After many years of a hostile and unavailable superintendent of schools, the school board chose a new superintendent, Jim Brown. He was new to the area, but was experienced and enthusiastic about his new responsibilities. The Project Free Anti Drug Coalition which I directed had been around for a while and we wanted to connect with the new superintendent. I was excited about the possibilities for new programs and collaboration, but realized that, being new to the job, the superintendent would be very busy; and I didn't want to push the new superintendent too hard, too soon. After all, this was a potentially very important ally to the coalition. I sent a letter with a packet of information about Project Free and indicated that I would follow up with a phone call in two weeks. Two weeks passed, enough time for the superintendent to catch up with his mail and start to settle in to his new position. I called the superintendent, and briefly refreshed him about the coalition. We then scheduled an appointment to meet the following week and discuss coalition activities more formally. I now had a brief opportunity to learn about what coalition activities the superintendent may be supportive of, and which he may be less so. When the meeting occurred the next week, I was prepared to answer his questions and address his concerns, and, consequently, gain his support for present and future endeavors.

Example 2: Phone calls

A statewide healthy communities coalition meets on a monthly basis. It has had its first two or three meetings and the steering committee is not exactly committed or stable. I recognized the problem, and decided the problem could be corrected by getting some periodic guidance by an expert in planning and operations. Luckily, I knew of just the right person, a vice president of the largest medical center in the state. So, I made several attempts to set up an appointment for the expert to come and help us out. Twice the vice president was out of town on business trips, and the third time, an appointment was made, and then canceled at the last minute because the vice president had to attend a family dinner.

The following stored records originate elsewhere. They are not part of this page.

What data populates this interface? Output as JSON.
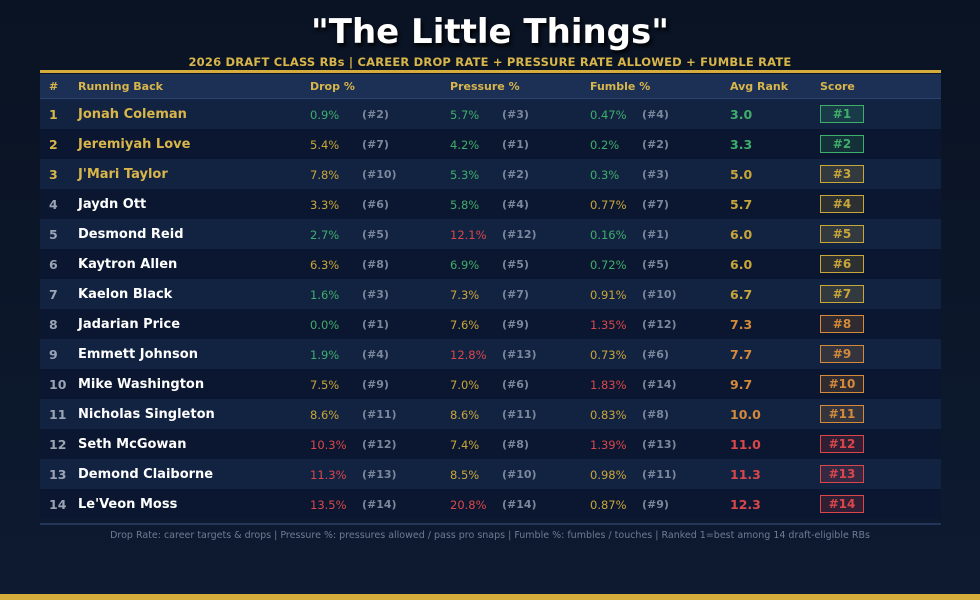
{
  "title": "\"The Little Things\"",
  "subtitle": "2026 DRAFT CLASS RBs  |  CAREER DROP RATE + PRESSURE RATE ALLOWED + FUMBLE RATE",
  "footnote": "Drop Rate: career targets & drops  |  Pressure %: pressures allowed / pass pro snaps  |  Fumble %: fumbles / touches  |  Ranked 1=best among 14 draft-eligible RBs",
  "colors": {
    "green": "#3fae6a",
    "yellow": "#c9a63a",
    "orange": "#d48a3a",
    "red": "#d9474a",
    "gold": "#d9b64a",
    "white": "#ffffff"
  },
  "chart_data": {
    "type": "table",
    "columns": {
      "rank": "#",
      "name": "Running Back",
      "drop": "Drop %",
      "pressure": "Pressure %",
      "fumble": "Fumble %",
      "avg": "Avg Rank",
      "score": "Score"
    },
    "rows": [
      {
        "rank": "1",
        "name": "Jonah Coleman",
        "drop": "0.9%",
        "drop_rank": "(#2)",
        "pressure": "5.7%",
        "pressure_rank": "(#3)",
        "fumble": "0.47%",
        "fumble_rank": "(#4)",
        "avg": "3.0",
        "score": "#1"
      },
      {
        "rank": "2",
        "name": "Jeremiyah Love",
        "drop": "5.4%",
        "drop_rank": "(#7)",
        "pressure": "4.2%",
        "pressure_rank": "(#1)",
        "fumble": "0.2%",
        "fumble_rank": "(#2)",
        "avg": "3.3",
        "score": "#2"
      },
      {
        "rank": "3",
        "name": "J'Mari Taylor",
        "drop": "7.8%",
        "drop_rank": "(#10)",
        "pressure": "5.3%",
        "pressure_rank": "(#2)",
        "fumble": "0.3%",
        "fumble_rank": "(#3)",
        "avg": "5.0",
        "score": "#3"
      },
      {
        "rank": "4",
        "name": "Jaydn Ott",
        "drop": "3.3%",
        "drop_rank": "(#6)",
        "pressure": "5.8%",
        "pressure_rank": "(#4)",
        "fumble": "0.77%",
        "fumble_rank": "(#7)",
        "avg": "5.7",
        "score": "#4"
      },
      {
        "rank": "5",
        "name": "Desmond Reid",
        "drop": "2.7%",
        "drop_rank": "(#5)",
        "pressure": "12.1%",
        "pressure_rank": "(#12)",
        "fumble": "0.16%",
        "fumble_rank": "(#1)",
        "avg": "6.0",
        "score": "#5"
      },
      {
        "rank": "6",
        "name": "Kaytron Allen",
        "drop": "6.3%",
        "drop_rank": "(#8)",
        "pressure": "6.9%",
        "pressure_rank": "(#5)",
        "fumble": "0.72%",
        "fumble_rank": "(#5)",
        "avg": "6.0",
        "score": "#6"
      },
      {
        "rank": "7",
        "name": "Kaelon Black",
        "drop": "1.6%",
        "drop_rank": "(#3)",
        "pressure": "7.3%",
        "pressure_rank": "(#7)",
        "fumble": "0.91%",
        "fumble_rank": "(#10)",
        "avg": "6.7",
        "score": "#7"
      },
      {
        "rank": "8",
        "name": "Jadarian Price",
        "drop": "0.0%",
        "drop_rank": "(#1)",
        "pressure": "7.6%",
        "pressure_rank": "(#9)",
        "fumble": "1.35%",
        "fumble_rank": "(#12)",
        "avg": "7.3",
        "score": "#8"
      },
      {
        "rank": "9",
        "name": "Emmett Johnson",
        "drop": "1.9%",
        "drop_rank": "(#4)",
        "pressure": "12.8%",
        "pressure_rank": "(#13)",
        "fumble": "0.73%",
        "fumble_rank": "(#6)",
        "avg": "7.7",
        "score": "#9"
      },
      {
        "rank": "10",
        "name": "Mike Washington",
        "drop": "7.5%",
        "drop_rank": "(#9)",
        "pressure": "7.0%",
        "pressure_rank": "(#6)",
        "fumble": "1.83%",
        "fumble_rank": "(#14)",
        "avg": "9.7",
        "score": "#10"
      },
      {
        "rank": "11",
        "name": "Nicholas Singleton",
        "drop": "8.6%",
        "drop_rank": "(#11)",
        "pressure": "8.6%",
        "pressure_rank": "(#11)",
        "fumble": "0.83%",
        "fumble_rank": "(#8)",
        "avg": "10.0",
        "score": "#11"
      },
      {
        "rank": "12",
        "name": "Seth McGowan",
        "drop": "10.3%",
        "drop_rank": "(#12)",
        "pressure": "7.4%",
        "pressure_rank": "(#8)",
        "fumble": "1.39%",
        "fumble_rank": "(#13)",
        "avg": "11.0",
        "score": "#12"
      },
      {
        "rank": "13",
        "name": "Demond Claiborne",
        "drop": "11.3%",
        "drop_rank": "(#13)",
        "pressure": "8.5%",
        "pressure_rank": "(#10)",
        "fumble": "0.98%",
        "fumble_rank": "(#11)",
        "avg": "11.3",
        "score": "#13"
      },
      {
        "rank": "14",
        "name": "Le'Veon Moss",
        "drop": "13.5%",
        "drop_rank": "(#14)",
        "pressure": "20.8%",
        "pressure_rank": "(#14)",
        "fumble": "0.87%",
        "fumble_rank": "(#9)",
        "avg": "12.3",
        "score": "#14"
      }
    ]
  }
}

Frustrated, but not ready to give up, I decided to schedule a telephone conference the next week. The vice president happily agreed, and the resulting guidance we received from the call helped us get our monthly meetings back on track.

Example 3: Letter Writing

In order to get a large number of people to show up at our first community meeting, our newly formed coalition, The Great Plains Heart Health Coalition, decided to conduct a letter writing campaign. After all, we only have a few members and so we didn't have the time or money to telephone hundreds of people, or personally visit potential recruits. The other coalition leaders and I spent a few days developing a letter that introduced the coalition, and invited everyone to attend the first meeting the following month. The letter was sent out, and a fair number of people to attend the meeting. After hearing the presentation, a number of attendees agreed to join the coalition. A couple of years later, the coalition decided to go statewide. Luckily, we had the old recruitment letter on file, and, with some minor revisions, we mailed the letter out again, with equal success.